Question:
For all $n$ large enough, there exists a matrix $A \in [-1,1]^{n \times n}$ such that $A\cdot A$ is a diagonal matrix with each diagonal entry at least $\frac{n}{100}$.
Discussion:
When there is a Hadamard matrix of order $n$, we can take $A$ to be that. But when $n$ is not a multiple of 4, there is no Hadamard matrix of order $n$.
Translation to Geometry: Let $B_n(r)$ be the open ball of radius $r$ centered at origin in $\mathbb{R}^n$. For all $n$ large enough, there are $n$ orthogonal vectors in $[-1,1]^n \setminus B_n\left(\sqrt{\frac{n}{100}}\right)$.

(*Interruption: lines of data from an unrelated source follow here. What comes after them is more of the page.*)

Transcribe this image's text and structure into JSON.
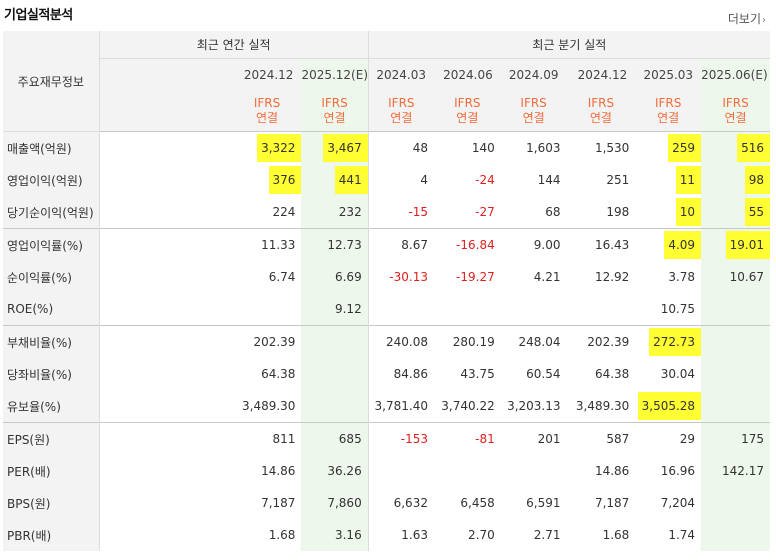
{
  "title": "기업실적분석",
  "more_link": "더보기",
  "header": {
    "row_label": "주요재무정보",
    "annual_group": "최근 연간 실적",
    "quarter_group": "최근 분기 실적",
    "periods": [
      "2024.12",
      "2025.12(E)",
      "2024.03",
      "2024.06",
      "2024.09",
      "2024.12",
      "2025.03",
      "2025.06(E)"
    ],
    "ifrs": "IFRS",
    "consolidated": "연결"
  },
  "rows": [
    {
      "label": "매출액(억원)",
      "values": [
        "3,322",
        "3,467",
        "48",
        "140",
        "1,603",
        "1,530",
        "259",
        "516"
      ]
    },
    {
      "label": "영업이익(억원)",
      "values": [
        "376",
        "441",
        "4",
        "-24",
        "144",
        "251",
        "11",
        "98"
      ]
    },
    {
      "label": "당기순이익(억원)",
      "values": [
        "224",
        "232",
        "-15",
        "-27",
        "68",
        "198",
        "10",
        "55"
      ]
    },
    {
      "label": "영업이익률(%)",
      "values": [
        "11.33",
        "12.73",
        "8.67",
        "-16.84",
        "9.00",
        "16.43",
        "4.09",
        "19.01"
      ]
    },
    {
      "label": "순이익률(%)",
      "values": [
        "6.74",
        "6.69",
        "-30.13",
        "-19.27",
        "4.21",
        "12.92",
        "3.78",
        "10.67"
      ]
    },
    {
      "label": "ROE(%)",
      "values": [
        "",
        "9.12",
        "",
        "",
        "",
        "",
        "10.75",
        ""
      ]
    },
    {
      "label": "부채비율(%)",
      "values": [
        "202.39",
        "",
        "240.08",
        "280.19",
        "248.04",
        "202.39",
        "272.73",
        ""
      ]
    },
    {
      "label": "당좌비율(%)",
      "values": [
        "64.38",
        "",
        "84.86",
        "43.75",
        "60.54",
        "64.38",
        "30.04",
        ""
      ]
    },
    {
      "label": "유보율(%)",
      "values": [
        "3,489.30",
        "",
        "3,781.40",
        "3,740.22",
        "3,203.13",
        "3,489.30",
        "3,505.28",
        ""
      ]
    },
    {
      "label": "EPS(원)",
      "values": [
        "811",
        "685",
        "-153",
        "-81",
        "201",
        "587",
        "29",
        "175"
      ]
    },
    {
      "label": "PER(배)",
      "values": [
        "14.86",
        "36.26",
        "",
        "",
        "",
        "14.86",
        "16.96",
        "142.17"
      ]
    },
    {
      "label": "BPS(원)",
      "values": [
        "7,187",
        "7,860",
        "6,632",
        "6,458",
        "6,591",
        "7,187",
        "7,204",
        ""
      ]
    },
    {
      "label": "PBR(배)",
      "values": [
        "1.68",
        "3.16",
        "1.63",
        "2.70",
        "2.71",
        "1.68",
        "1.74",
        ""
      ]
    }
  ],
  "colors": {
    "ifrs_orange": "#f26c3c",
    "negative_red": "#e02020",
    "highlight_yellow": "#ffff33",
    "estimate_bg": "#eef7ec",
    "header_bg": "#f3f3f3"
  }
}
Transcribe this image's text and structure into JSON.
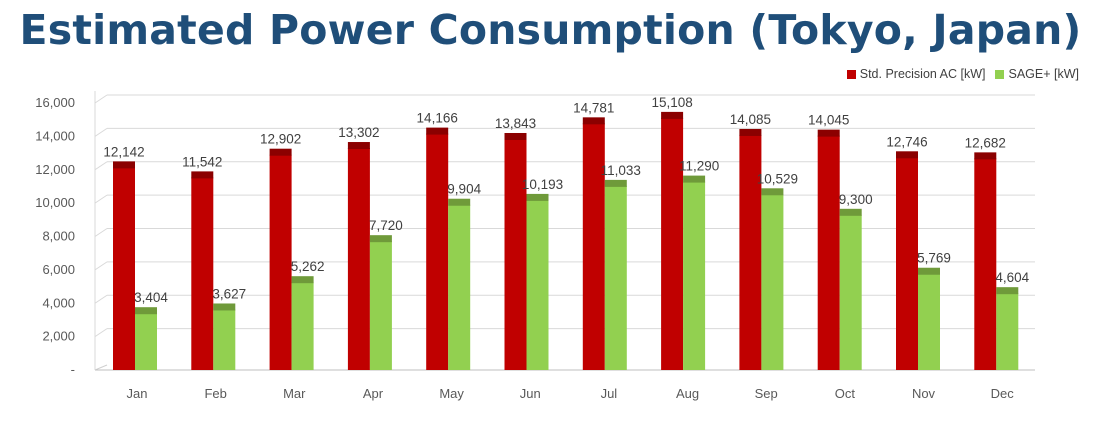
{
  "chart_data": {
    "type": "bar",
    "title": "Estimated Power Consumption (Tokyo, Japan)",
    "categories": [
      "Jan",
      "Feb",
      "Mar",
      "Apr",
      "May",
      "Jun",
      "Jul",
      "Aug",
      "Sep",
      "Oct",
      "Nov",
      "Dec"
    ],
    "series": [
      {
        "name": "Std. Precision AC [kW]",
        "color": "#c00000",
        "values": [
          12142,
          11542,
          12902,
          13302,
          14166,
          13843,
          14781,
          15108,
          14085,
          14045,
          12746,
          12682
        ],
        "labels": [
          "12,142",
          "11,542",
          "12,902",
          "13,302",
          "14,166",
          "13,843",
          "14,781",
          "15,108",
          "14,085",
          "14,045",
          "12,746",
          "12,682"
        ]
      },
      {
        "name": "SAGE+ [kW]",
        "color": "#92d050",
        "values": [
          3404,
          3627,
          5262,
          7720,
          9904,
          10193,
          11033,
          11290,
          10529,
          9300,
          5769,
          4604
        ],
        "labels": [
          "3,404",
          "3,627",
          "5,262",
          "7,720",
          "9,904",
          "10,193",
          "11,033",
          "11,290",
          "10,529",
          "9,300",
          "5,769",
          "4,604"
        ]
      }
    ],
    "y_ticks": [
      "-",
      "2,000",
      "4,000",
      "6,000",
      "8,000",
      "10,000",
      "12,000",
      "14,000",
      "16,000"
    ],
    "ylim": [
      0,
      16000
    ],
    "legend_position": "top-right",
    "grid": true
  }
}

For example, you can use the Discrete Cosine matrix $$ C=[C_{ij}]_{1\leq i,j\leq n},\quad C_{ij}=\sqrt{\frac{2}{n}}\cos\left(\left(i-\frac{1}{2}\right) \left(j-\frac{1}{2}\right)\frac{\pi}{n} \right) $$ which is symmetric and self inverse, thus $$ C^\top C=I_n. $$ Take $A=\sqrt{n/2}\cdot C$ which should satisfy your requirement with each diagonal entry of $A^\top A$ at least $n/2$.